Après les Armide de Gluck et Lully et la Médée de Cherubini, Louis Langrée poursuit à l’Opéra-Comique la programmation des grandes tragédies lyriques. À la tête de l’une de ses partitions fétiches, il partage la baguette avec Théotime Langlois de Swarte et rassemble Tamara Bounazou, Theo Hoffman, Philippe Talbot, Jean-Fernand Setti et le chœur Les éléments. Wajdi Mouawad signe la mise en scène de ce drame poignant.
Le goût de l’intime se développe au siècle des Lumières et s’exprime dans les confessions, correspondances et récits licencieux, les fêtes galantes, l’essor de la comédie et la passion des miniatures.

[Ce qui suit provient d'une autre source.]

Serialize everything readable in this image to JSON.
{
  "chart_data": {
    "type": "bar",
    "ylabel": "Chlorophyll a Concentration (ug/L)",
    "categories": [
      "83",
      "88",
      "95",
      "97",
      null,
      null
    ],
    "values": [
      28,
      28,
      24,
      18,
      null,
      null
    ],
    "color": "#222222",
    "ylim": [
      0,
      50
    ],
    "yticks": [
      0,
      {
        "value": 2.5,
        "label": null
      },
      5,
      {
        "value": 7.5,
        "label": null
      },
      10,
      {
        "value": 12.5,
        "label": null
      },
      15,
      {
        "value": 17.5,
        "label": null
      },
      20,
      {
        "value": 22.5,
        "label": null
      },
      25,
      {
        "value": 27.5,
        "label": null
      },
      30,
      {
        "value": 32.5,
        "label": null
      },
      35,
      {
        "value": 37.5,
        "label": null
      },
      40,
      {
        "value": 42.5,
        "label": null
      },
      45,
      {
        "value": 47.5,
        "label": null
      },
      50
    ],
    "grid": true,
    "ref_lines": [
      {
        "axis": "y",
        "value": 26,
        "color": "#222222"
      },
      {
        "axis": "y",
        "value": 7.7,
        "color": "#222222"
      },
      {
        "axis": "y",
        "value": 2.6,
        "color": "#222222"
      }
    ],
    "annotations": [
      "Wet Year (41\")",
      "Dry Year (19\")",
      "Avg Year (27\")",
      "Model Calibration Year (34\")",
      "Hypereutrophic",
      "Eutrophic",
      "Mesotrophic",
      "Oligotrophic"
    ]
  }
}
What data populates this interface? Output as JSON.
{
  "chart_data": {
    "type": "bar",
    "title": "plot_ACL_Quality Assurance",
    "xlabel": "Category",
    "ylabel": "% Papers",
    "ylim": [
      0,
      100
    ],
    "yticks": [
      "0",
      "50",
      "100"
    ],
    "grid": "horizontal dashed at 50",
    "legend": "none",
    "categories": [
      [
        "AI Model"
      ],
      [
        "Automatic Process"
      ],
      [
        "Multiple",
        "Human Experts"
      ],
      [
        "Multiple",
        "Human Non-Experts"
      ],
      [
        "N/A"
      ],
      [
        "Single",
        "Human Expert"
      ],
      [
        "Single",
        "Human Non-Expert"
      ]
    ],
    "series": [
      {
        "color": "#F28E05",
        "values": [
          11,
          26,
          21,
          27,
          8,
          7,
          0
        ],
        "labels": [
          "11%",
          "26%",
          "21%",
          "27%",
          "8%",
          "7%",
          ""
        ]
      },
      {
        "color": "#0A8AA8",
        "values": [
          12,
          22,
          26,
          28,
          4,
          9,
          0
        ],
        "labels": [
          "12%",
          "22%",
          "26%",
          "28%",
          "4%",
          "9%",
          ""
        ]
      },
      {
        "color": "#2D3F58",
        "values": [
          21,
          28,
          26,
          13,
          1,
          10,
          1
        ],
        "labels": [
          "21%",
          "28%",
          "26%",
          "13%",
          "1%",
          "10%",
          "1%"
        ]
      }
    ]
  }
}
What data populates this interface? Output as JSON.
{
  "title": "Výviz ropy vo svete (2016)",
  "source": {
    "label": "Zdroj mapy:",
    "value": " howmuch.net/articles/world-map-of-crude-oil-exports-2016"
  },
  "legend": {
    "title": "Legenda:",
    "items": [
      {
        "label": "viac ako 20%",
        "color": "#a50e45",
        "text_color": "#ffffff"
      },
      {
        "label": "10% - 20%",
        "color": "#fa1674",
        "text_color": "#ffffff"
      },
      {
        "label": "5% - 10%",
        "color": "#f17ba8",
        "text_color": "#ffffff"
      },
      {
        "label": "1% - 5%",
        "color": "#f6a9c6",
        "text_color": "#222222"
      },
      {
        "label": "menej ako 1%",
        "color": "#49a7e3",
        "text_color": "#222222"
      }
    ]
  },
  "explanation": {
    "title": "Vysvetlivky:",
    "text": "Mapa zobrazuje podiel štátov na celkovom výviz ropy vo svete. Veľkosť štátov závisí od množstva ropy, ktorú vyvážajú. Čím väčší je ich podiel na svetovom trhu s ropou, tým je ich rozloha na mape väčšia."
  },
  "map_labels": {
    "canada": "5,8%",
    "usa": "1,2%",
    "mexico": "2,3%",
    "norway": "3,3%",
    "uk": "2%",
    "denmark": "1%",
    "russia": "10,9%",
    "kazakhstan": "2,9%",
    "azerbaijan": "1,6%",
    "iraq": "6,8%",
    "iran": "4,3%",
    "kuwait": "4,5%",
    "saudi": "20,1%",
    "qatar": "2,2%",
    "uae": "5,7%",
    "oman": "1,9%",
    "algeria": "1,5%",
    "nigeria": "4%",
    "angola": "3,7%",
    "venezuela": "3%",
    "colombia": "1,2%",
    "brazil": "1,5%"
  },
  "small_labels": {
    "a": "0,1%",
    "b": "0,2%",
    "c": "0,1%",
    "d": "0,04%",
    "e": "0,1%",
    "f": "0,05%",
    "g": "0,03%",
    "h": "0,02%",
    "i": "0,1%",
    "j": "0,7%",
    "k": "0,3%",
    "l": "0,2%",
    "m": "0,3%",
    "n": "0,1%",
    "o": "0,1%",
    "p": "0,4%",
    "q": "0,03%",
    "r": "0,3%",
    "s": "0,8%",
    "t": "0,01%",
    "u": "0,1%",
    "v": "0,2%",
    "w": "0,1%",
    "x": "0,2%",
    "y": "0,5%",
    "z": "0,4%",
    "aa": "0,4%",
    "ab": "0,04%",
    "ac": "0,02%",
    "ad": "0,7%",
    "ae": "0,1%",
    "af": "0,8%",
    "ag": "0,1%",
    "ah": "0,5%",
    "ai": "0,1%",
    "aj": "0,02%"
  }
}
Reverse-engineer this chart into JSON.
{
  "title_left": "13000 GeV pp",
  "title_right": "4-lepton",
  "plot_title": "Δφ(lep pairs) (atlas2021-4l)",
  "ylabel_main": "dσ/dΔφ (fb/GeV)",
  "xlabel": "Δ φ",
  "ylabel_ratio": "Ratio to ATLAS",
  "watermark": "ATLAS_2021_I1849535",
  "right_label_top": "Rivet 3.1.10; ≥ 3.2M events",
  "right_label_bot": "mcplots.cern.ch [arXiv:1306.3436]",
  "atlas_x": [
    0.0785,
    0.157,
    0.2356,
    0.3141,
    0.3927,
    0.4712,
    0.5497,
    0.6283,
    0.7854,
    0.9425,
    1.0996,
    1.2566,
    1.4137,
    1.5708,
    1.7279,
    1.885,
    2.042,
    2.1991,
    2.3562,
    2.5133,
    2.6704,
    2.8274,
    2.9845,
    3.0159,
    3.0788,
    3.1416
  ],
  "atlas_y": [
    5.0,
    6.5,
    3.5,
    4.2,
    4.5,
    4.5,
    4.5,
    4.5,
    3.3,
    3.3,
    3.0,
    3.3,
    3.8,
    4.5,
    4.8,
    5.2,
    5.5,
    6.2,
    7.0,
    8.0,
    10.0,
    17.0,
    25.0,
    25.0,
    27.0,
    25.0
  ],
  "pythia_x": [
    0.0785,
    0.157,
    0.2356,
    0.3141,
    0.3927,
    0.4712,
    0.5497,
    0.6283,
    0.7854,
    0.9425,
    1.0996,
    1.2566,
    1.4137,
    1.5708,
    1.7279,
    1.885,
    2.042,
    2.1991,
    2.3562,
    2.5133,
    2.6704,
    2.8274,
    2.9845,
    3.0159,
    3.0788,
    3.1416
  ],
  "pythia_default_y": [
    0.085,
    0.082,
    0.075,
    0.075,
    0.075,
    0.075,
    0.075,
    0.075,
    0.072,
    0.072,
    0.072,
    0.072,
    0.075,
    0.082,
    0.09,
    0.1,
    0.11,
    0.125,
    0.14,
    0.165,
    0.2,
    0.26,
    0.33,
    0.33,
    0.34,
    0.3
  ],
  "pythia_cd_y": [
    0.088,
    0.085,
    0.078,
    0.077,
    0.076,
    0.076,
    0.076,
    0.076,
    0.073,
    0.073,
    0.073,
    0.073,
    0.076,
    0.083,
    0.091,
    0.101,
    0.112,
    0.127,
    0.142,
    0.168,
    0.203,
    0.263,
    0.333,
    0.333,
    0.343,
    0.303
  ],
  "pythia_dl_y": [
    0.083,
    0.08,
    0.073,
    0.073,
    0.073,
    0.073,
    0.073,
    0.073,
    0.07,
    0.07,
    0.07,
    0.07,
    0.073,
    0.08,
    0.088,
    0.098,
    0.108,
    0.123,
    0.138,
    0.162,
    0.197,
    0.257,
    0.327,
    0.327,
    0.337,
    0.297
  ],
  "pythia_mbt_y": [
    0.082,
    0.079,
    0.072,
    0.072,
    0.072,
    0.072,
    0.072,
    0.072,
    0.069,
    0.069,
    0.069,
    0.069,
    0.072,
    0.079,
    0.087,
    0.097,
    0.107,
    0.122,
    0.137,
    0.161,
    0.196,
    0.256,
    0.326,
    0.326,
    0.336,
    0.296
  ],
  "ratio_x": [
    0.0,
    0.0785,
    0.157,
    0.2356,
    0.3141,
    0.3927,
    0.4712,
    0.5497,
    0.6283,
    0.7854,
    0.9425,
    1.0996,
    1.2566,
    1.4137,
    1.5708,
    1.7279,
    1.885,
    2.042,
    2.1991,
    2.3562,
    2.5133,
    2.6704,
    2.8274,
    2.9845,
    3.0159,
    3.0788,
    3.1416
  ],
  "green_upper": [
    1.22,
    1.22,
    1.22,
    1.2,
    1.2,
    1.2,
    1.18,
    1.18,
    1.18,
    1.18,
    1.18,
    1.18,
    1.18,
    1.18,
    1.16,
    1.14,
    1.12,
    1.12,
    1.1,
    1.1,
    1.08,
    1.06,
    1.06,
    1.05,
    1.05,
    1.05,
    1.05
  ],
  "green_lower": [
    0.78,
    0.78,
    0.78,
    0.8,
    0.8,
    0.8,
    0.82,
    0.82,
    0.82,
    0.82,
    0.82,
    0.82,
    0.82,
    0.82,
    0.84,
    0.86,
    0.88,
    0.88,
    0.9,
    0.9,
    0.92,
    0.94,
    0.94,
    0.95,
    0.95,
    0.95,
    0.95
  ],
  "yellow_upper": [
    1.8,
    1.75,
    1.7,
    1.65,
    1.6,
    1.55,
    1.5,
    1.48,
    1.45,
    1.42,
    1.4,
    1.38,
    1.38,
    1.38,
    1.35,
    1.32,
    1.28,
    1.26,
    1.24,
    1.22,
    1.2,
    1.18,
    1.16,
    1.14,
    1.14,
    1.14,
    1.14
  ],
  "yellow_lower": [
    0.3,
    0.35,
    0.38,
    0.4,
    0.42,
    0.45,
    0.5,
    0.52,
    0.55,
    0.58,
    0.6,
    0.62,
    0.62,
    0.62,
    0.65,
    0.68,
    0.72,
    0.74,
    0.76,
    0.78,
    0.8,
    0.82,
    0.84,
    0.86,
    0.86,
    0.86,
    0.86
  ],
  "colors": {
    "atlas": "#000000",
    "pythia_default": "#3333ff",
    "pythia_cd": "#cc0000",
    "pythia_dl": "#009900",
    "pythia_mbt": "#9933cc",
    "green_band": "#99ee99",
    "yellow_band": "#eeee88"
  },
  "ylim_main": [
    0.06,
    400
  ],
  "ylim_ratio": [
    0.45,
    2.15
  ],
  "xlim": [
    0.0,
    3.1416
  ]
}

Il incite certains artistes à revisiter les grands sujets classiques dans une recherche renouvelée de vérité et de naturel. Avec une nouvelle sensibilité, l’époque puise dans la mythologie gréco-latine qui demeure un extraordinaire vivier de personnages et de récits. C’est ainsi qu’à travers l’Europe, le destin de la princesse Iphigénie attire peintres et auteurs dramatiques. Fille aînée du roi Agamemnon, le chef de l’expédition punitive des Grecs contre Troie, Iphigénie endure, d’après Euripide, son lot des souffrances dont les dieux ont accablé sa lignée, les Atrides, vouée aux crimes par le crime originel. Elle est ainsi arrachée à sa mère, privée d’union matrimoniale, trompée puis mise à mort par son père, sauvée pour être exilée loin de Grèce, condamnée par un roi barbare à pratiquer des sacrifices humains, avant d’apprendre l’assassinat de ses parents par la bouche de son frère devenu fou.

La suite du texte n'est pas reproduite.